Op zeventien jarige leeftijd ging ze veel om met jongens en meisjes “van goeden huize” – de zonen en dochters van ambassadeurs, grote zakenlieden, mensen van adel. Maar ook ontmoette ze een jongen die niet afstamde van voorname en welgestelde families. Hij kwam uit een gezin van vluchtelingen. Uit Afrika. Hij was zwart, pikzwart. Zijn naam was Nkhangweleni en hij was net begonnen met zijn opleiding aan de school voor journalistiek. Hij begreep dat hij was uitgenodigd op het paleis als een soort “token nigger” maar dat liet hem koud.
De prinses gaf hem een hand. “Een wel erg mooie maar moeilijke naam.. Nkah..,’ sprak de prinses. ‘Zou ik je een koosnaampje mogen geven?’ Ze bleef zijn hand vasthouden. Met haar andere hand streek ze even over de rug van zijn hand. ‘Bijbelzwart,’ mompelde ze, ‘kraaizwart, zwart als een maanloze nacht…’
‘Vind u dat ook zo mooi, die beschrijving van dat dorpje Llareggub?’ Zijn ogen glinsterden. Hij citeerde:
“Het is lente, nacht zonder maan in
de kleine stad, zonder ster en
bijbelzwart, de stille straten en het
gekromde vrijers- en konijnenwoud
hinken onzichtbaar naar de
sleezwarte, trage kraaizwarte,
sloepdobberende zee...”
Ze keek hem vol bewondering aan. ‘Dorpje?’
‘Ja, een denkbeeldig dorpje in Wales? Onder Melkwoud van Dylan Thomas – een van de vele boeken die ik heb gelezen. Kent u het niet? Hoe kent u anders die woorden: kraaizwart, bijbelzwart…’
Ze legde het hem uit.
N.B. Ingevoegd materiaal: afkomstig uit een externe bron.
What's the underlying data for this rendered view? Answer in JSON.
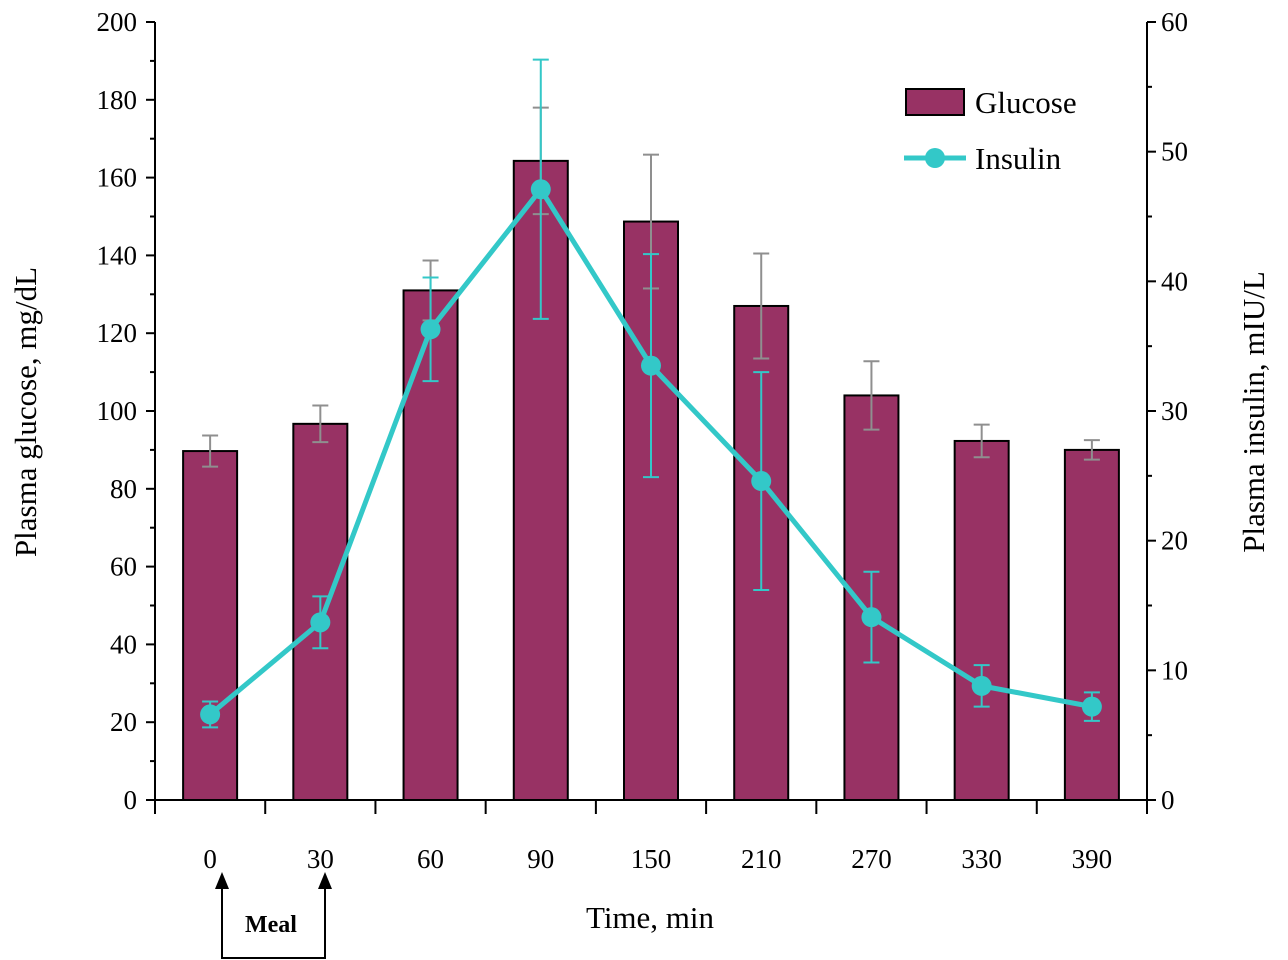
{
  "chart_data": {
    "type": "bar",
    "categories": [
      "0",
      "30",
      "60",
      "90",
      "150",
      "210",
      "270",
      "330",
      "390"
    ],
    "xlabel": "Time, min",
    "ylabel": "Plasma glucose, mg/dL",
    "y2label": "Plasma insulin, mIU/L",
    "ylim": [
      0,
      200
    ],
    "y2lim": [
      0,
      60
    ],
    "yticks": [
      0,
      20,
      40,
      60,
      80,
      100,
      120,
      140,
      160,
      180,
      200
    ],
    "y2ticks": [
      0,
      10,
      20,
      30,
      40,
      50,
      60
    ],
    "legend_position": "top-right",
    "grid": false,
    "series": [
      {
        "name": "Glucose",
        "type": "bar",
        "axis": "left",
        "color": "#983264",
        "values": [
          89.7,
          96.7,
          131,
          164.3,
          148.7,
          127,
          104,
          92.3,
          90
        ],
        "errors": [
          4,
          4.7,
          7.7,
          13.7,
          17.2,
          13.5,
          8.8,
          4.2,
          2.5
        ]
      },
      {
        "name": "Insulin",
        "type": "line",
        "axis": "right",
        "color": "#33c8c8",
        "values": [
          6.6,
          13.7,
          36.3,
          47.1,
          33.5,
          24.6,
          14.1,
          8.8,
          7.2
        ],
        "errors": [
          1,
          2,
          4,
          10,
          8.6,
          8.4,
          3.5,
          1.6,
          1.1
        ]
      }
    ],
    "annotations": [
      {
        "text": "Meal",
        "between_categories": [
          "0",
          "30"
        ]
      }
    ]
  }
}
Van de pop die ze van de beroemde man uit Afrika had gekregen.
‘En mag ik je zo ook noemen? Roli?’ vroeg ze.
‘Natuurlijk Hoogheid. Noemt u mij maar Roli in plaats van Nkhangweleni… een hele eer..’
‘En noem mij maar gewoon Amalia als we even alleen zijn zoals nu en niet afgeluisterd kunnen worden door mijn vaders raadgevers.
De jongen grijnsde.
Ze bleef over zijn huid wrijven. ‘Net carbonpapier,’ zei ze.
‘Maar het geeft niet af, hoor!’ Hij lachte uitbundig. ‘Even dacht ik dat u … dat je me Moriaantje zou noemen.’
Ze keek hem diep in de ogen. ‘En waarom wil je de journalistiek in?’
Hij werd een beetje verlegen van de vraag. Aarzelend vertelde hij dat het gekomen was doordat hij een tijdje in het ziekenhuis had gelegen, zich had verveeld, en toen maar van alles en nog wat was gaan lezen. Onder andere een boek over een beroemde Amerikaanse journalist naar wie later de Pulitzer prijs werd genoemd.
‘Zijn lijfspreuk – en dit heb ik uit m’n hoofd geleerd, zo mooi vond ik het - , was: strijd altijd voor vrijheid en hervormingen, duld nooit onrecht en corruptie, bestrijd altijd demagogen, van welke partij ook, maak nooit deel uit van een partij, verzet je altijd tegen bevoorrechte klassen en plunderaars van de gemeenschap, schiet nooit tekort in solidariteit met de armen, blijf altijd toegewijd aan het publieke welzijn…’
Ze luisterde naar zijn prachtige stem. Diep onder de indruk was ze van deze woorden. En van hem.
‘Het is ook de reden waarom mijn ouders uit Afrika moesten vluchten,’ voegde hij er bedeesd aan toe.
‘Zou je het voor me willen opschrijven?’ vroeg ze. “Eindelijk hoor ik iets waar ik zelf ook in kan geloven. In plaats van die onzin van… Enfin, laten we teruggaan naar de anderen voor dat het te veel opvalt dat we hier…’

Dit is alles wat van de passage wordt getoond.